Il 6 aprile del 2009, sette anni fa, una forte scossa di terremoto distrusse la città dell’Aquila in Abruzzo, e luoghi e paesi intorno, uccidendo più di 300 persone. Il terremoto trasformò completamente la vita dei posti che aveva colpito, a cominciare dalla città che era capoluogo della regione e una delle più importanti e belle dell’Italia centromeridionale. La ricostruzione avvenne con grandi lentezze e inadeguatezze e di fatto non si è mai compiuta, lasciando il centro della città in condizioni che oggi sono in molte parti le stesse dei giorni dopo il terremoto.

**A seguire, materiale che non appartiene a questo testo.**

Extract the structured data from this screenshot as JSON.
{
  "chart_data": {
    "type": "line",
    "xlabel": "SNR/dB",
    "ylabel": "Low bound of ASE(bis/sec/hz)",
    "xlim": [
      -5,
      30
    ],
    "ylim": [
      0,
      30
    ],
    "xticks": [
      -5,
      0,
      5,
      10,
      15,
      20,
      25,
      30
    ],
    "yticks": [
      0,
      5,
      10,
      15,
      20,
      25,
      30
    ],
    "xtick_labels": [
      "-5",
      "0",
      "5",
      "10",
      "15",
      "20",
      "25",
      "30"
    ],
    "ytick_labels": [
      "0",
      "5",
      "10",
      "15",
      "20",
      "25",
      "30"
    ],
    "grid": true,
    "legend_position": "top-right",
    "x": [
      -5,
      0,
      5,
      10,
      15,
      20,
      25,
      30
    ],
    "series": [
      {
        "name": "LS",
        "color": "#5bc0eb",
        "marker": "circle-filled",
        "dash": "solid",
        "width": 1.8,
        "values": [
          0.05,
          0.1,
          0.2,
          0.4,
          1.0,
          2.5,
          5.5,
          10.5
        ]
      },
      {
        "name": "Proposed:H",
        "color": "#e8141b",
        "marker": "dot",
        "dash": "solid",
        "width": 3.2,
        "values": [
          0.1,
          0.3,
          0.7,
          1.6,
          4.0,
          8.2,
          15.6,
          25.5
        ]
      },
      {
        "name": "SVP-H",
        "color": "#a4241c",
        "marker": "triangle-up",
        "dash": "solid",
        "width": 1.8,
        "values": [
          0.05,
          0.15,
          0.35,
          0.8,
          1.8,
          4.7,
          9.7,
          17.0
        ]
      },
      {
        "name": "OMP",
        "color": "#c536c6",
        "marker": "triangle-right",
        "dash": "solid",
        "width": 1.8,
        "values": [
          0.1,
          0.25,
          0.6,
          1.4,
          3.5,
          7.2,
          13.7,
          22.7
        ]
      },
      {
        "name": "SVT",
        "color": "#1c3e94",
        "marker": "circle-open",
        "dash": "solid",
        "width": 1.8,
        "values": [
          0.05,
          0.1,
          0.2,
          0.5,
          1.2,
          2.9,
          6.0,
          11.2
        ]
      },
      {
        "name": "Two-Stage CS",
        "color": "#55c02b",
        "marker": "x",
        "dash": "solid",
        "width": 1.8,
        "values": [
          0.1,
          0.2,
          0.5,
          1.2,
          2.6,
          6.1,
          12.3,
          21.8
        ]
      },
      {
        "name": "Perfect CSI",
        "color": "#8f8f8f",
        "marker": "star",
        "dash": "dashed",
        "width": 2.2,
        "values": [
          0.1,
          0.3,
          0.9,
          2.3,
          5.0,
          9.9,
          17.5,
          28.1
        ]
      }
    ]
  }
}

Andrea Signori è un fotografo veneto di quarant’anni, che lavora spesso coi temi del lavoro e delle persone che lavorano nei territori italiani ma anche in altri posti del mondo. È andato all’Aquila con l’idea di “cercare di superare ciò che è stato rappresentato della città finora, ovvero macerie ed esclusivamente difficoltà”: e ha trovato in effetti macerie e difficoltà ma anche persone che hanno aperto delle attività nuove nel centro della città, convivendo con i segni del terremoto. Tra di loro una coppia di tatuatori, Sasha e Pelino, che hanno aperto il loro laboratorio in un antico palazzo aristocratico, François e la moglie, con la loro camiceria su misura davanti a S. Maria Paganica, Giuliano, che ha riaperto una libreria, Piotr, un artista di origine polacca che lavora sull’ossidazione delle monete, Paola che prepara panini; e poi Gino, venticinquenne liutaio, Andrea, gallerista d’arte e altri ancora. Tutti hanno aperto in centro all’Aquila.

Nonostante riaprano le prime attività nel centro storico, la situazione è ancora parecchio grave. Nel corso del 2015 sono partiti diversi cantieri, un fatto positivo ma che indica anche la lentezza con cui sta progredendo la ricostruzione. Le cose, ha raccontato Città Nuova, sono un po’ migliori fuori dal centro, dove gran parte delle case danneggiate dal terremoto sono state sistemate o ricostruite e “se non fosse per i cumuli di detriti che spuntano qua e là, sembrerebbe quasi che lì il terremoto non ci sia stato”. Ancora più fuori, dove sono state costruiti i palazzi del progetto C.A.S.E., la situazione è comunque difficile: le nuove costruzioni, edificate e progettate di fretta, si sono dimostrate anche poco solide. Le cose non sono meglio nemmeno negli altri comuni intorno all’Aquila che sono stati danneggiati dal terremoto e ci sono ancora centinaia di persone che attendono di poter tornare a casa.